Jim Michael and Ron Panuska certainly know the effect Troop 2 can have on a boy, having served either as Scouts or troop leaders over the past several decades. In fact, Michael currently has the longest tenure of anyone involved with the troop with a collective 63 years, while Panuska also has more than 60 years to his name. Both said it has been a joy working with West Orange’s young men and seeing them learn and bond with one another.
Seeing them again at the anniversary celebration for the first time in years was an “emotional” experience, Michael said.
“Dealing with each group of kids was totally different because everybody’s different,” Michael, who is now Troop 2’s treasurer, told the Chronicle. “But when you meet (a Scout) again, then you remember.”
Scoutmaster Tim Brennan also enjoyed catching up with the former Troop 2 Scouts he had led during his 10 years in charge of the group. Speaking with the Chronicle during the event, Brennan said he loved talking with them and seeing their continued commitment to the troop. That loyalty shows how significant Troop 2 was in their lives, he said.
Now Brennan, Assistant Scoutmaster Jack Dean and the other assistants and committee members are at work on building the next generation of dedicated Scouts. According to Dean, Troop 2 currently has plenty.
“It’s really a privilege to be working with these boys,” Dean told the Chronicle at the celebration. “They’re really just terrific kids. They really are the best of West Orange.”
Tyler Eatman is one such Scout of whom Brennan and Dean are proud. The 15-year-old, who was elected senior patrol leader of Troop 2, said he has been involved with Scouting since he was 7years old and has appreciated every moment of the experience. In particular, he said has really enjoyed meeting friends and having the opportunity to develop leadership skills.
And Eatman knows those skills will come in handy down the road.
“It will help me with getting a job, having all those positive skills like communicating well with others and building a team,” Eatman told the Chronicle during the celebration.

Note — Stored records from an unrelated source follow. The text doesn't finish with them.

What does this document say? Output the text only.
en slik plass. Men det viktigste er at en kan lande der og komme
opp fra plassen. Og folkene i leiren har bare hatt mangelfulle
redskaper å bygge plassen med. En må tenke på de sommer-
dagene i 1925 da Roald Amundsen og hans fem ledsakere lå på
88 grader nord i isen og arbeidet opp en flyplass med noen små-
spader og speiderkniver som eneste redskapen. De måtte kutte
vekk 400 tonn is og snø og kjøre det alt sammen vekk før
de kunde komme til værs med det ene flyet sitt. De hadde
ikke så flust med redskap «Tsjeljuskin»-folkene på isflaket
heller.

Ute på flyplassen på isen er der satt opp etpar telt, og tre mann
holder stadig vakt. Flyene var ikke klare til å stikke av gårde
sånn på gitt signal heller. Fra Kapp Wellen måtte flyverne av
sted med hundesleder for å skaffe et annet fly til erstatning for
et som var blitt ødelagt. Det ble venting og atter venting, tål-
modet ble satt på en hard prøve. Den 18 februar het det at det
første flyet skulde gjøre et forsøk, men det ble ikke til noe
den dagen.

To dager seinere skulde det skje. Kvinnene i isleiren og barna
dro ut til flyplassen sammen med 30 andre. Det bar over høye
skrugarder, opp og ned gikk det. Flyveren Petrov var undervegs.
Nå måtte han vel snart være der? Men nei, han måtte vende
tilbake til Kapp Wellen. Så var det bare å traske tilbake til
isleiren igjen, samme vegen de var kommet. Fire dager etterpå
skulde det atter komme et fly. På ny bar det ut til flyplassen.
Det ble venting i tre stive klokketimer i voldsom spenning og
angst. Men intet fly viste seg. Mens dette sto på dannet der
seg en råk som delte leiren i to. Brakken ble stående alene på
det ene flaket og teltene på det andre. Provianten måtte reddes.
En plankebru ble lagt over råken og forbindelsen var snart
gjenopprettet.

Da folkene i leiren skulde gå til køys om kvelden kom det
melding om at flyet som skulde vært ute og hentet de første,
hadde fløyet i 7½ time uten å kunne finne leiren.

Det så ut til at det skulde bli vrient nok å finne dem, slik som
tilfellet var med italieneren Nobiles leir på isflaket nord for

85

Even the newest members of Troop 2 know how beneficial being part of the group is. Though they were just promoted from Cub Scouts two weeks ago, Mehai Graves, Peter Teixeira and Harold Ross said they are enjoying the experience of getting to know the other boys and look forward to earning merit badges after learning the life skills that go along with them.
Above all, Harold said it is nice just being part of a fun activity.
“At school we have troubles and things we have to get done,” Harold told the Chronicle during the event. “But Boys Scouts makes everything soothing because you get to see your friends and be with them to do teamwork.”